CAR has a Christian majority and a minority Muslim population. Violence between the mainly Muslim rebels and Christian anti-balaka groups killed 1,000 people in December.
Aid groups say considerable amounts of food aid are urgently needed to avert a crisis and restart agricultural production. Amidst the violence, Catherine Samba-Panza, the Christian former mayor of the capital city, Bangui, was elected the country’s interim President. She is the first woman President of the CAR.
Ms. Samba-Panza, 59, is seen as politically neutral. She replaces Michael Djotodia, the country’s first Muslim president, who resigned on January 10 following pressure from regional leaders and the country’s former colonial ruler, France.

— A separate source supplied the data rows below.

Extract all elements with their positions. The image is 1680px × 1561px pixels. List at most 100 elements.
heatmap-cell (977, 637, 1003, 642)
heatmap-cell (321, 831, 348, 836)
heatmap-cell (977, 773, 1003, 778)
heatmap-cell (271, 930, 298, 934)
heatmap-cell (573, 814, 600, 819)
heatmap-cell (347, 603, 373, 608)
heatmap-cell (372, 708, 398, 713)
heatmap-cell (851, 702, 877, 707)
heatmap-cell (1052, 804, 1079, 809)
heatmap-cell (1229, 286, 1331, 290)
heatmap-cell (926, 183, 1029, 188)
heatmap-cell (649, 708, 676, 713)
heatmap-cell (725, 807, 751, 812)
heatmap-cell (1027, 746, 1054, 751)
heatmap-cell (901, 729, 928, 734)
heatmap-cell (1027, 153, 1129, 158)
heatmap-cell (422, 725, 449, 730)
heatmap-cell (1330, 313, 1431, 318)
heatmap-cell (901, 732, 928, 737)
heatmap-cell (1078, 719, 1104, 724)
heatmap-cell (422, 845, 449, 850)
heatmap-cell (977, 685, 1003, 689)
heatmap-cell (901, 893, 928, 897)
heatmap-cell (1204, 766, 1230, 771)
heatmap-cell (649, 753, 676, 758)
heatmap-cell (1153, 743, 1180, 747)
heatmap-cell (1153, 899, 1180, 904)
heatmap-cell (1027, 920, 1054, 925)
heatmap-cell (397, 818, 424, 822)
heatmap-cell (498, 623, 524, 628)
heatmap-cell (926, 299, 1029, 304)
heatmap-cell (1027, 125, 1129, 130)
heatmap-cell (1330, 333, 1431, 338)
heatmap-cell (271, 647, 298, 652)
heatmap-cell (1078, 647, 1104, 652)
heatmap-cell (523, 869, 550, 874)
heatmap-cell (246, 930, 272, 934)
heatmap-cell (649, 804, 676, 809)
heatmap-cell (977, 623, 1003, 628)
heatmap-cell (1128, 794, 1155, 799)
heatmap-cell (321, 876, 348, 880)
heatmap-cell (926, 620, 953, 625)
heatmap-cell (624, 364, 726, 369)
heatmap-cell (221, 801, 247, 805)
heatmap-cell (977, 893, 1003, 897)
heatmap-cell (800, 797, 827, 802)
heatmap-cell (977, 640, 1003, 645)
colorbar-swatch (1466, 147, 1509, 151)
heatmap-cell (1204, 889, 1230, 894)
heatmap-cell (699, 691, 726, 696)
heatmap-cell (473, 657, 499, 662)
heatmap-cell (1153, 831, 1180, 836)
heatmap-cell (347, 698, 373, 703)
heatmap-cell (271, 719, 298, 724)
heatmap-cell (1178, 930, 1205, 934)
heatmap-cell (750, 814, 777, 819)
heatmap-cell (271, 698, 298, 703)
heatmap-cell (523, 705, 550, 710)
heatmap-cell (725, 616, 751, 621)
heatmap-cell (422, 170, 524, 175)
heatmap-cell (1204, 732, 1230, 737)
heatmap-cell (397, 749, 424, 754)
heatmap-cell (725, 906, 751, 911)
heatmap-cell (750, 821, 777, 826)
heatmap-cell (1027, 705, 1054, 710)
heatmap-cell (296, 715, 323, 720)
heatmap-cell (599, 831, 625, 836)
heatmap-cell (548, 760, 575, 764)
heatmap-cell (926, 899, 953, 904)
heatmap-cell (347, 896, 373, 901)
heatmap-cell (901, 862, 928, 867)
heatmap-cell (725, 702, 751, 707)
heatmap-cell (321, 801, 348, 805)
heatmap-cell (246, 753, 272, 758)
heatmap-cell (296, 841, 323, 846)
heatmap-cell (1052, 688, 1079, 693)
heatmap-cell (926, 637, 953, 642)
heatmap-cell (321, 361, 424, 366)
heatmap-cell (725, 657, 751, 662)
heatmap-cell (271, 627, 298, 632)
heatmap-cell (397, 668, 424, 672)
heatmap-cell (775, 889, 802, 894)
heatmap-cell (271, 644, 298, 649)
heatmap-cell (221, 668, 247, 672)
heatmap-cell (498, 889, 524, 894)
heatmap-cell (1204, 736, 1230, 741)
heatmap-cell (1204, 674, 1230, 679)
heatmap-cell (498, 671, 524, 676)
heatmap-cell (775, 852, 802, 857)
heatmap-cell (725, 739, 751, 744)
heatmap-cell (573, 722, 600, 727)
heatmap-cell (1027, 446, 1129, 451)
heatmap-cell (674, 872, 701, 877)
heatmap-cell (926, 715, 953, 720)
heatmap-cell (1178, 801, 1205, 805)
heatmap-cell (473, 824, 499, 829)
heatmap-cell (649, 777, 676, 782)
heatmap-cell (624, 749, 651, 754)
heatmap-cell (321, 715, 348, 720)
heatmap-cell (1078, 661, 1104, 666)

Mr. Burgeon says: “We estimate that currently 1.2 million people in the country are food insecure and 40 percent of those are severely food insecure. Normally in this country the hunger gap starts in July, but this year we expect it to start in February.”
In Ms. Samba-Panza’s victory speech, she urged the warring factions to end the bloodshed. She said: “I call on my children, especially the anti-balaka, to put down their arms and stop all the fighting. The same goes for the [Muslim groups] − they should not have fear. I don’t want to hear any more talk of murders and killings.”
In November of last year, aid agencies and the UN warned that the fighting risked spiralling into genocide. Four thousand African Union peacekeeping troops and 1,600 French troops are currently in the country to help end the violence.
The UN’s Office for the Coordination of Humanitarian Affairs, or OCHA, estimates there are almost 900,000 displaced people in the country, including half a million in Bangui alone. OCHA is urging people to return home and start farming.
The disruption and displacement of farmers, along with the destruction and pillaging of farms, has caused widespread food insecurity. A rapid assessment carried out by aid agencies reports: “… 78 per cent of respondents state that farmers will be cultivating in upcoming weeks … according to direct observation, even displaced farmers will have easier access to land and more time to open fields than last year.”
The statement continues, “Provision of agricultural inputs and support, such as seeds, is crucial to restore their productive capacities.”